Wednesday, August 22, 2001
Data on Daycare Employees With Convictions Must Be Disclosed—C.A.
By a MetNews Staff Writer
The state Department of Social Services must turn over to CBS the names of people with criminal convictions who work in licensed daycare centers, under a ruling yesterday from this district’s Court of Appeal.
Since the names of people convicted of crimes is public information, and since the names of people who work in daycare centers also is public, the court ruled, the state cannot reject the television network’s request for names that fall into both categories.
Justice Daniel A. Curry of Div. Four acknowledged tension between an individual’s right to privacy and the public’s right to know, but in this case, he said, none of the privacy interests compelled nondisclosure.
To the extent that a person with a criminal conviction maintains a privacy interest in nondisclosure, Curry said, “he or she has subjected himself or herself to public review by virtue of applying for a license to work at, operate, or own a child care facility, which license also constitutes a matter of public record.”
The ruling arises from a request CBS made a year ago for records containing a list of people working in licensed daycare facilities who received exemptions, from 1995 to the present, from the rule that bars convicted criminals from such employment.
The Social Services Department is prohibited from granting exemptions for a broad range of convictions, including murder, rape, and offenses that require sex registration. But there are a number of convictions for which exemptions may be granted.
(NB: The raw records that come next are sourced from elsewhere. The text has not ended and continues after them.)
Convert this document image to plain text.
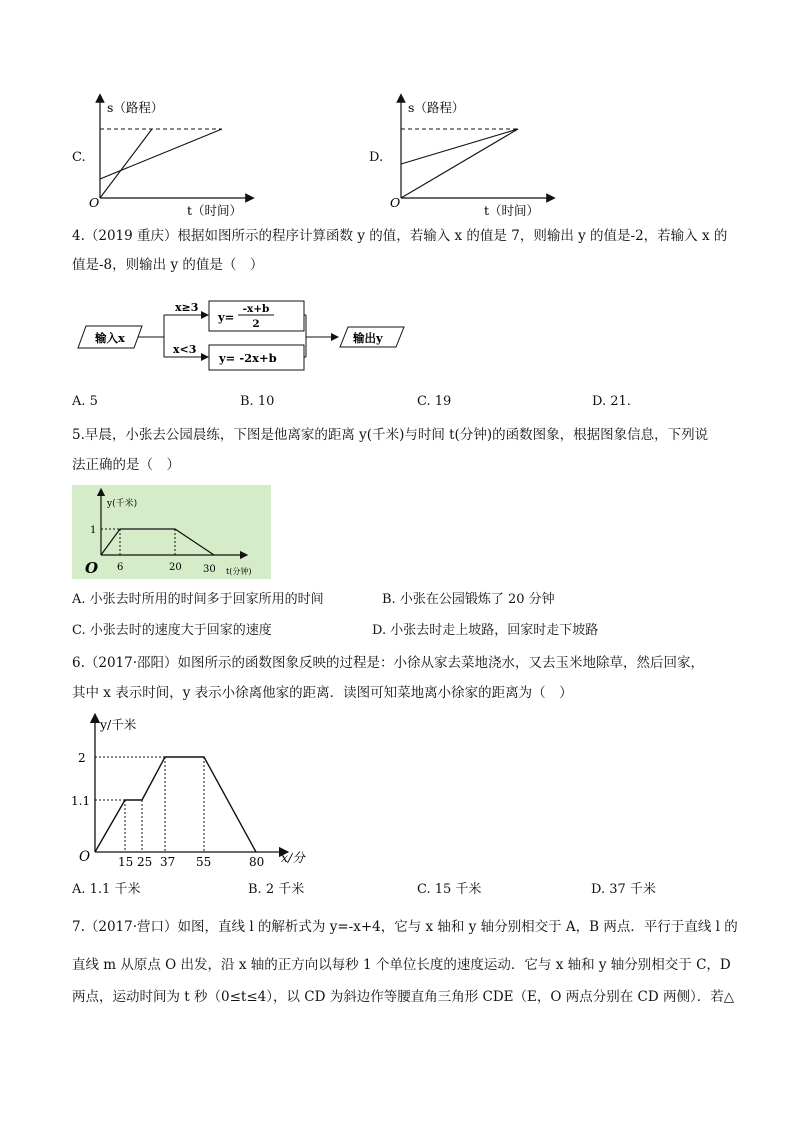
C.
s（路程）
t（时间）
O
D.
s（路程）
t（时间）
O
4.（2019 重庆）根据如图所示的程序计算函数 y 的值，若输入 x 的值是 7，则输出 y 的值是-2，若输入 x 的
值是-8，则输出 y 的值是（　）
输入x
x≥3
x<3
y=
-x+b
2
y= -2x+b
输出y
A. 5	B. 10	C. 19	D. 21.
5.早晨，小张去公园晨练，下图是他离家的距离 y(千米)与时间 t(分钟)的函数图象，根据图象信息，下列说
法正确的是（　）
y(千米)
t(分钟)
1
O 6	20 30
A. 小张去时所用的时间多于回家所用的时间	B. 小张在公园锻炼了 20 分钟
C. 小张去时的速度大于回家的速度	D. 小张去时走上坡路，回家时走下坡路
6.（2017·邵阳）如图所示的函数图象反映的过程是：小徐从家去菜地浇水，又去玉米地除草，然后回家，
其中 x 表示时间，y 表示小徐离他家的距离．读图可知菜地离小徐家的距离为（　）
y/千米
x/分
O
2
1.1
15 25 37 55	80
A. 1.1 千米	B. 2 千米	C. 15 千米	D. 37 千米
7.（2017·营口）如图，直线 l 的解析式为 y=-x+4，它与 x 轴和 y 轴分别相交于 A，B 两点．平行于直线 l 的
直线 m 从原点 O 出发，沿 x 轴的正方向以每秒 1 个单位长度的速度运动．它与 x 轴和 y 轴分别相交于 C，D
两点，运动时间为 t 秒（0≤t≤4），以 CD 为斜边作等腰直角三角形 CDE（E，O 两点分别在 CD 两侧）．若△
In 1999, 7,059 exemptions were granted, more than half of which were deemed eligible for a simplified process because the convictions were for minor crimes like petty theft, or were more than 10 years old.
The department is the only government agency responsible for licensing and overseeing child care facilities.
It denied the request for the data, saying state law protecting privacy prohibited disclosure. CBS sued in Los Angeles Superior Court early this year, and the agency responded by turning over a copy of its exemption manual and a description of how the exemption program worked, but persisted in denying the request for the list.
Government Code Sec. 6254 exempts personnel files from disclosure and in fact makes such disclosure illegal, the department argued.
It also asserted that reviewing records to distill the requested list would cost $43,500.
Department officials acknowledged that anyone with the name and date of birth of a person operating a licensed daycare center could go to a county clerk’s office, input that data into the computer, and find whether the person had suffered a conviction.
But CBS argued that there was more to the public nature of information than the ability, with a name and date of birth, to run a search.
Los Angeles Superior Court Judge Susan Bryant-Deason ruled for the department after noting that whatever data turned over to CBS would be misleading, since it would not contain mention of any rehabilitative efforts by those who had convictions.
But the Court of Appeal said the public had an “overwhelming” interest in assuring that the department did not abuse its discretion in granting exemptions to allow convicted applicants to work at child care centers.
Nondisclosure is not compelled by the Government or Penal codes, Curry said. He noted that CBS was not seeking privileged information, such as the nature of the criminal convictions suffered by the people granted exemptions, or their dates of birth or physical descriptions.
“In any event, the fact that an individual suffered a criminal conviction, as conceded by DSS, is a matter of public record,” the justice said, meaning that disclosure does not violate the Penal Code.
The case is CBS Broadcasting Inc. v. Superior Court, California Department of Social Services, RPI, B148502.